COP27 in Sharm El-Sheikh

Welt­kli­ma­kon­fe­renz: So wird’s nichts – aber es muss was wer­den

Am Sonn­tag ist in Sharm el-Sheikh die Kli­ma­kon­fe­renz «COP 27» mit we­ni­gen Hochs und vie­len Tiefs zu Ende ge­gan­gen. Ein Durch­bruch für das Klima war die Kon­fe­renz, auch aus Sicht der Wirt­schaft, nicht.

Die glo­ba­le Kli­ma­po­li­tik ist nicht auf Kurs, denn die Ver­pflich­tun­gen der Län­der rei­chen nicht, die Erd­er­wär­mung auf den Schwel­len­wert von 1,5 °C zu be­schrän­ken. Vom tat­säch­li­chen Ab­senk­pfad gar nicht zu spre­chen. Be­son­ders pro­ble­ma­tisch ist dabei das feh­len­de Be­kennt­nis gros­ser Emit­ten­ten – Prä­si­dent Xi von China und Prä­si­dent Putin von Russ­land kamen gar nicht, US-Prä­si­dent Biden kam zu spät. Auch die Schweiz bekam nicht ge­ra­de Blu­men, ist sie doch im Kli­ma­schutz-Ran­king um satte sie­ben Plät­ze ab­ge­rutscht und nun nicht mehr in den Top 20. Es zeigt sich auf jeden Fall klar, dass das 1,5-°C-Ziel zu­se­hends un­rea­lis­tisch wird und das durch­zo­ge­ne Er­geb­nis der Kon­fe­renz wird kaum etwas daran än­dern.

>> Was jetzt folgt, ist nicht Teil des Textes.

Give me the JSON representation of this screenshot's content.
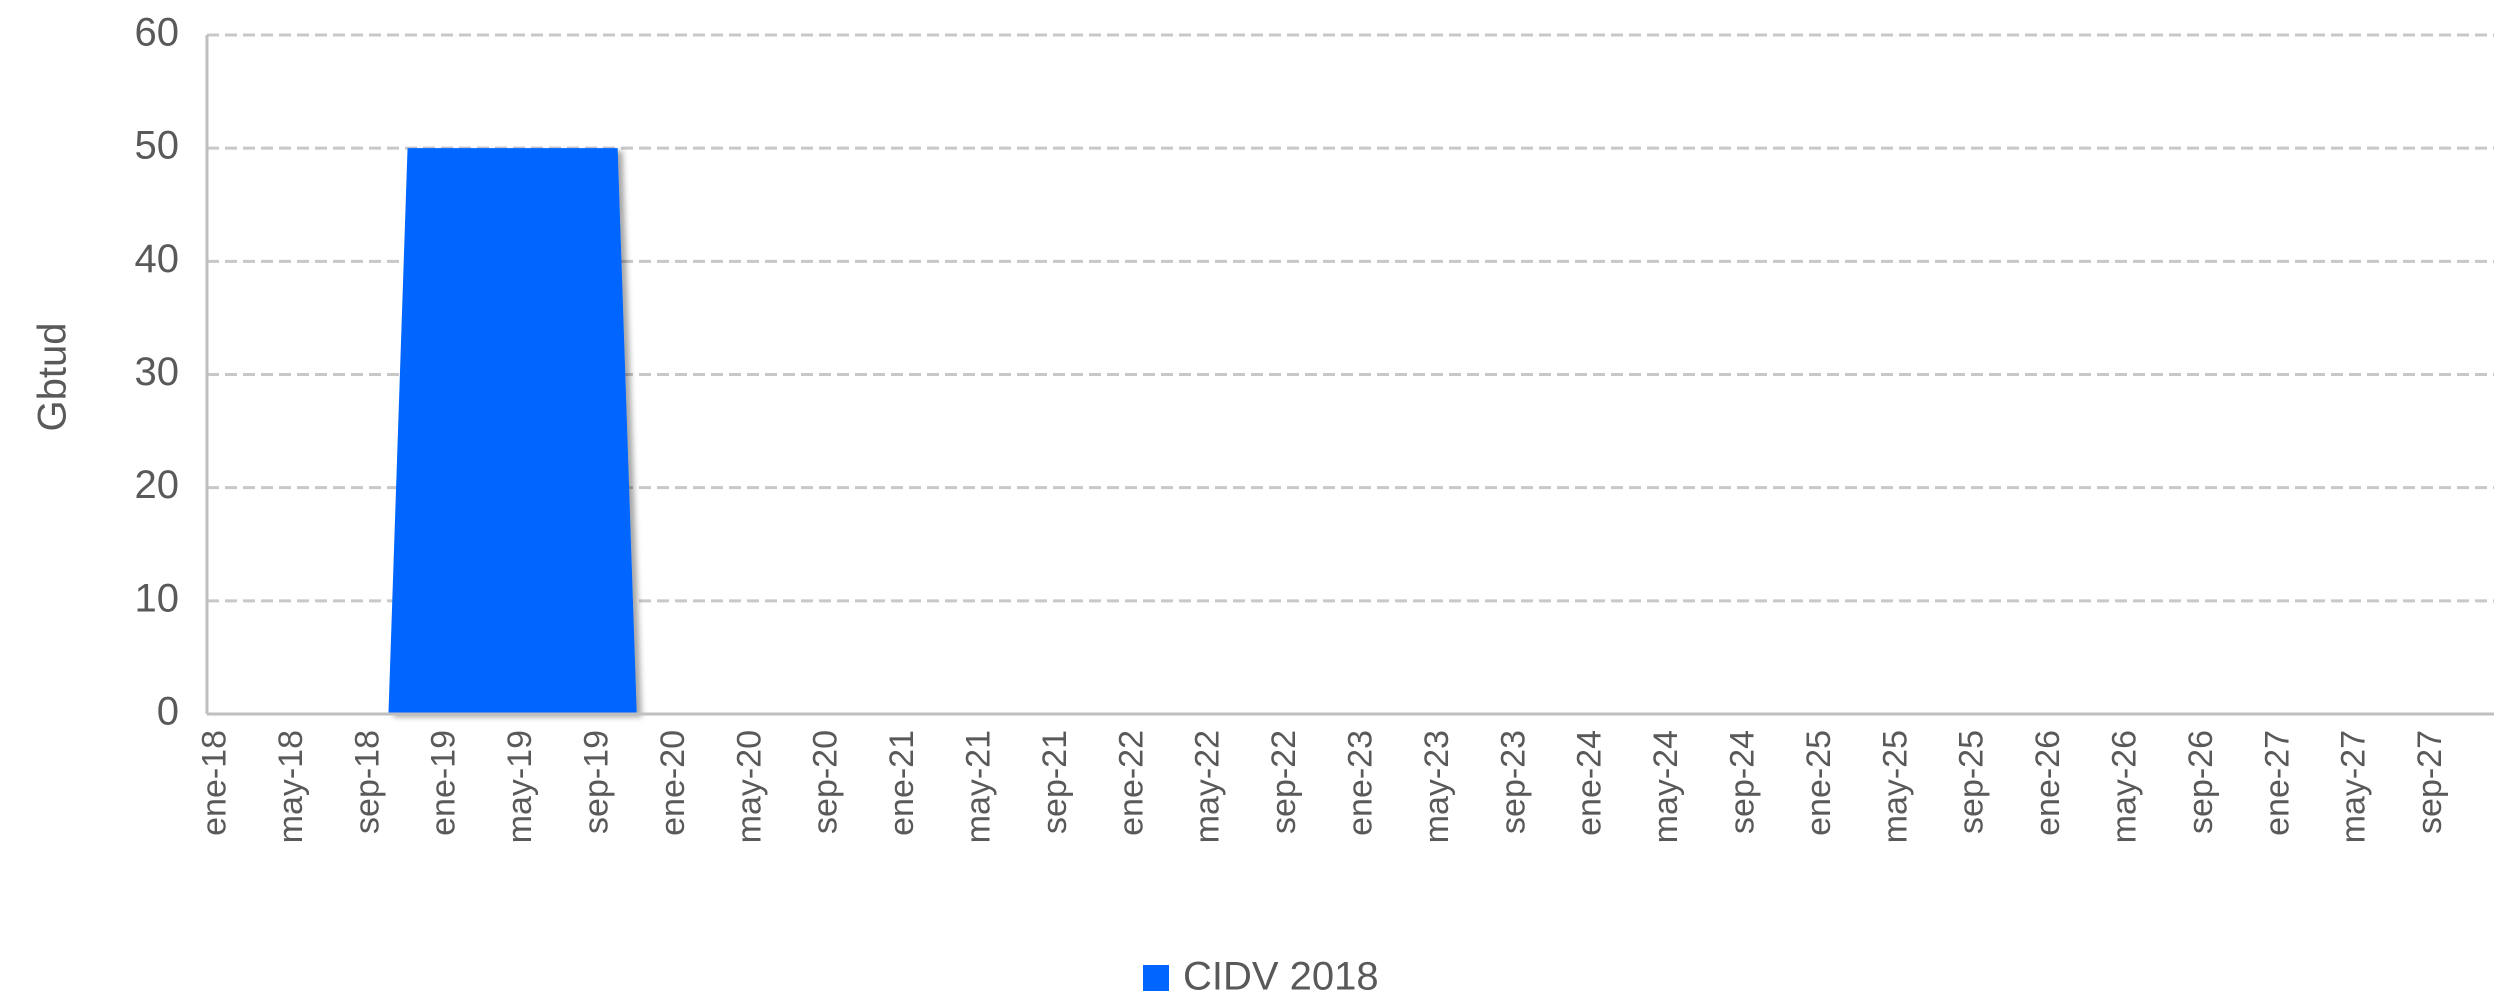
{
  "chart_data": {
    "type": "area",
    "y_label": "Gbtud",
    "categories": [
      "ene-18",
      null,
      null,
      null,
      "may-18",
      null,
      null,
      null,
      "sep-18",
      null,
      null,
      null,
      "ene-19",
      null,
      null,
      null,
      "may-19",
      null,
      null,
      null,
      "sep-19",
      null,
      null,
      null,
      "ene-20",
      null,
      null,
      null,
      "may-20",
      null,
      null,
      null,
      "sep-20",
      null,
      null,
      null,
      "ene-21",
      null,
      null,
      null,
      "may-21",
      null,
      null,
      null,
      "sep-21",
      null,
      null,
      null,
      "ene-22",
      null,
      null,
      null,
      "may-22",
      null,
      null,
      null,
      "sep-22",
      null,
      null,
      null,
      "ene-23",
      null,
      null,
      null,
      "may-23",
      null,
      null,
      null,
      "sep-23",
      null,
      null,
      null,
      "ene-24",
      null,
      null,
      null,
      "may-24",
      null,
      null,
      null,
      "sep-24",
      null,
      null,
      null,
      "ene-25",
      null,
      null,
      null,
      "may-25",
      null,
      null,
      null,
      "sep-25",
      null,
      null,
      null,
      "ene-26",
      null,
      null,
      null,
      "may-26",
      null,
      null,
      null,
      "sep-26",
      null,
      null,
      null,
      "ene-27",
      null,
      null,
      null,
      "may-27",
      null,
      null,
      null,
      "sep-27",
      null,
      null,
      null
    ],
    "series": [
      {
        "name": "CIDV 2018",
        "color": "#0066ff",
        "values": [
          0,
          0,
          0,
          0,
          0,
          0,
          0,
          0,
          0,
          0,
          50,
          50,
          50,
          50,
          50,
          50,
          50,
          50,
          50,
          50,
          50,
          50,
          0,
          0,
          0,
          0,
          0,
          0,
          0,
          0,
          0,
          0,
          0,
          0,
          0,
          0,
          0,
          0,
          0,
          0,
          0,
          0,
          0,
          0,
          0,
          0,
          0,
          0,
          0,
          0,
          0,
          0,
          0,
          0,
          0,
          0,
          0,
          0,
          0,
          0,
          0,
          0,
          0,
          0,
          0,
          0,
          0,
          0,
          0,
          0,
          0,
          0,
          0,
          0,
          0,
          0,
          0,
          0,
          0,
          0,
          0,
          0,
          0,
          0,
          0,
          0,
          0,
          0,
          0,
          0,
          0,
          0,
          0,
          0,
          0,
          0,
          0,
          0,
          0,
          0,
          0,
          0,
          0,
          0,
          0,
          0,
          0,
          0,
          0,
          0,
          0,
          0,
          0,
          0,
          0,
          0,
          0,
          0,
          0,
          0
        ]
      }
    ],
    "ylim": [
      0,
      60
    ],
    "yticks": [
      0,
      10,
      20,
      30,
      40,
      50,
      60
    ],
    "grid": true,
    "legend": "bottom"
  }
}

Nicht nur das at­mo­sphä­ri­sche, son­dern auch das zwi­schen­staat­li­che Klima ist ver­gif­tet

Die De­bat­te dreh­te sich so denn auch fast mehr um die Ver­tei­lung der Schä­den (so­ge­nann­te «loss and da­mages»), als um die Ver­hin­de­rung wei­te­rer Schä­den. An die­ser Frage schei­den sich die Mei­nun­gen: Ei­ner­seits sehen sich vor allem Ent­wick­lungs­län­der und In­sel­staa­ten als «Kli­ma­op­fer» und wol­len für Schä­den kom­pen­siert wer­den. An­de­rer­seits stör­ten sich west­li­che Staa­ten daran, dass sich Län­der wie China und Saudi-Ara­bi­en als ehe­ma­li­ge Schwel­len­län­der – aber nun Gross-Emit­ten­ten – ver­su­chen, sich eben­falls als Kli­ma­op­fer zu po­si­tio­nie­ren. Das ist für einen Gross­teil der ent­wi­ckel­ten Welt nicht hin­nehm­bar. Letzt­lich wurde ein Fonds zur Un­ter­stüt­zung der ärms­ten Län­der zur Scha­dens­be­wäl­ti­gung durch den Kli­ma­wan­del be­schlos­sen – wie stark das In­stru­ment greift, wird sich zei­gen.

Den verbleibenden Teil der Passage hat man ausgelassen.